David Snell (1933 - 2021)


The PGA is greatly saddened to report that David Snell, an Honorary Member and acclaimed course designer who excelled at the game’s elite level, has passed away at the age of 87.

Although short in stature, standing just 5 foot 6 inches tall, David was a larger-than-life character who was as funny as he was intelligent according to his great friend and contemporary Hedley Muscroft.

He is also described as one of Great Britain and Ireland’s best players never to have played in the Ryder Cup.

That should have been his reward for defeating Harry Weetman 3 and 2 in the final of the 1959 News of the World Matchplay at Royal Birkdale.

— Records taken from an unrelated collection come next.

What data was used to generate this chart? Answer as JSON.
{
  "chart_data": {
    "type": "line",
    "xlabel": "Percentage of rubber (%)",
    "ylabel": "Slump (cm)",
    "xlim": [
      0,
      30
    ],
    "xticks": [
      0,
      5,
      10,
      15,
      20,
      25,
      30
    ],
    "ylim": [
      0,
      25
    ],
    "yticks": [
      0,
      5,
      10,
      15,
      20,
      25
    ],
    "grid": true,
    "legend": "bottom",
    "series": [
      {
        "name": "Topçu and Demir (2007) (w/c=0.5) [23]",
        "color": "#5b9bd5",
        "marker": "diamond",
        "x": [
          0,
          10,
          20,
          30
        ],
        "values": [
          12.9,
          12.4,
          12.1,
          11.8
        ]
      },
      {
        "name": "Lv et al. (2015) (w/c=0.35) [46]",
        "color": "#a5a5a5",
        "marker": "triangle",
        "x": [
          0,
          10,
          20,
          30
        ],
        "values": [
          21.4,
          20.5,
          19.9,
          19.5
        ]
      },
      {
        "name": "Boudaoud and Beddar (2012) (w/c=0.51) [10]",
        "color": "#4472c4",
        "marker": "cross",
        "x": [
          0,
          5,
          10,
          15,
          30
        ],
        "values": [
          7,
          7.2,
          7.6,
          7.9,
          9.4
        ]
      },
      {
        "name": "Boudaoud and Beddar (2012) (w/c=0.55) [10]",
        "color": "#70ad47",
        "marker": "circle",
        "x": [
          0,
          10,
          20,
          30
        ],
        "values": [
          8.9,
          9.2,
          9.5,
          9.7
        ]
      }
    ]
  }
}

However, unlike the winners of the 1957 and 1961 editions of the tournament who earned automatic selection for the team, David missed out.

“He crossed swords with one of the officials and was not selected,” Muscroft explains. “He was probably the only Matchplay champion not to play Ryder Cup.”

Muscroft does not elaborate on the contretemps but David’s ever-present sense of fun and penchant for arriving at tournaments on a motor bike with his clubs strapped to the fuel tank probably did not meet with approval from officialdom in the staid late 1950s and early 60s.

That was when he was in his pomp as a player and Muscroft, an Honorary PGA Member himself recalls: “David was a great striker of the ball and he had a very long backswing.

“It was incredible. Sometimes at the top of the backswing he could hit the back of his left leg.

“We had some wonderful times and did a lot together. We played on the Seniors Tour and did a lot of corporate days. We also had a company at the end of the 60s called Rent a Pro Golfer. That was with Liz Kahn and it was quite successful for a while.”

Away from the golf course, David was a keep-fit fanatic and an accomplished poker player.

In which case, his decision to lease 155 acres from Worksop College, Nottinghamshire, and build College Pines Golf Club in the early 1990s and run it with his family could be construed as a gamble.

Not least because Worksop Golf Club and Lindrick – clubs David had been attached to for 24 and five years respectively were near neighbours.

“The eighth green at Worksop and our sixth green are probably only a good nine-iron apart,” explains Oli Simms, a PGA Professional who has risen through the ranks from trainee to become the club’s manager.

“They’re ever so close. I don’t know how that went down at the time.”

The venture has proved a resounding success, however. Opened in 1994, it flourishes today and David was involved with it until shortly before his passing.

“David was very hands-on,” says Simms, who began working at College Pines in 1999 as a 15-year-old.

“He played frequently and was involved with everything up until the last few weeks.

“He was quick-witted, very dry and a very kind gentleman – you don’t get many of those, really. No one had a bad word to say about him – that’s not true of many people.

“What’s more, founding your own golf club and knowing it’s going to be here for decades after you’ve gone is quite a feat. It’s one that not many people achieve in a lifetime.”

David is survived by Ann, his wife, daughters Juliet and Rebecca, and sons David junior and Charles, fellow PGA Professional. The PGA extends heartfelt condolences to them on their loss.